Submitted by on June 4, 2008 – 8:48 AMNo Comment

On the fourth day of summer, my Netflix sent to meee…okay, the “12 Days Of Christmas” song conceit is too hard to sustain, so I’m going to just let it go. Joe R is back with small-town girl-on-girl action and right-wing opprobrium in his write-up of My Summer Of Love.

Oh, those crazy, teenage, English lesbians. If you see two of them at the other end of the road, best to just turn around and walk the other way, lest you fall into their web of Dionysian mischief and amplified emotions. Nathalie Press and Emily Blunt play these Sapphic lasses who kind of stumble into each other mostly because there’s nothing else in town worth stumbling into. They become more and more fiercely attached to each other, while Press’s Jesus-freak brother preaches on around the edges.

This movie is easily the most tenuously connected to this theme of “summer movies,” and if it didn’t have the word “summer” in the title, there’s no way it would have made the cut. But it’s important to investigate a movie like this, just to see whether our definition of “summer movie” is elastic enough to encompass the occasional Brit indie about teen lesbians, sad-sack evangelical Christians, and the stifling boringness of small-town life. No surfing competitions, no beach volleyball, no bets to turn the ugly duckling at camp into a swan. There is a sweet summer romance, though. …Kind of.

Summer Timeline: Vaguely defined, but yeah, these two spitfire girls in Yorkshire have a summer to spend together and try to make it to September without their passionate, all-consuming teenage romance immolating them both.

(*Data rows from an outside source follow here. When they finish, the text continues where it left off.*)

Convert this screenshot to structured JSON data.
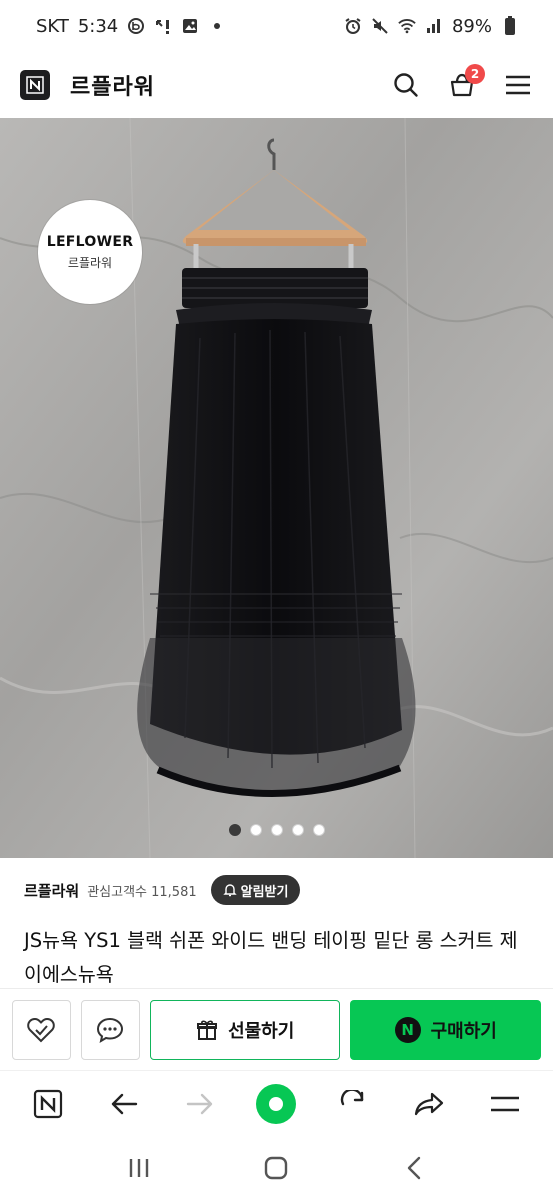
{
  "status_bar": {
    "carrier": "SKT",
    "time": "5:34",
    "battery": "89%"
  },
  "header": {
    "logo_letter": "N",
    "store_name": "르플라워",
    "cart_count": "2",
    "icons": [
      "search-icon",
      "shopping-bag-icon",
      "menu-icon"
    ]
  },
  "product_image": {
    "stamp_en": "LEFLOWER",
    "stamp_ko": "르플라워",
    "hanger_print": "LEFLOWER",
    "slide_count": 5,
    "active_slide": 1
  },
  "store_info": {
    "name": "르플라워",
    "fans": "관심고객수 11,581",
    "notify_label": "알림받기"
  },
  "product": {
    "title": "JS뉴욕 YS1 블랙 쉬폰 와이드 밴딩 테이핑 밑단 롱 스커트 제이에스뉴욕"
  },
  "actions": {
    "gift_label": "선물하기",
    "buy_label": "구매하기",
    "buy_badge": "N"
  },
  "browser_nav": {
    "home_letter": "N",
    "icons": [
      "naver-home-icon",
      "back-arrow-icon",
      "forward-arrow-icon",
      "green-dot-icon",
      "refresh-icon",
      "share-icon",
      "hamburger-menu-icon"
    ]
  },
  "colors": {
    "naver_green": "#07c754",
    "badge_red": "#f04a4a",
    "dark": "#1d1d1f"
  }
}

Enviable Vacation Locale?: Truth be told, the whole movie’s kind of overexposed, which makes everything look unbearably bright and hot, kind of like it’s simulating the effects of heat stroke. Also, the town is lousy with born-again twelve-steppers, and no one wants to vacation with them.

Coming Of Age: Oh yeah. It’s a special time in a young girl’s life when she realizes she is capable of loving another woman so fiercely that she threatens to kill her, and herself, if they ever break up. The memories of that can be pretty indelible.

Unconventional Ways To Beat The Heat?: Tongue-kissing. Freaking out the local squares. Attempted drowning, which is probably the most effective way to cool off. Forever.

Best Summer Ever?: Only if your idea of a perfect summer looks an awful lot like Heavenly Creatures.

Worth The A/C?: Eh. Emily Blunt delivers a scorchingly good performance, which makes it worth the price of a rental alone. And Nathalie Press and Paddy Considine ain’t bad either. But if you’re looking for something to wallow in the chilly recycled air with, these may not be the dykes you’re looking for.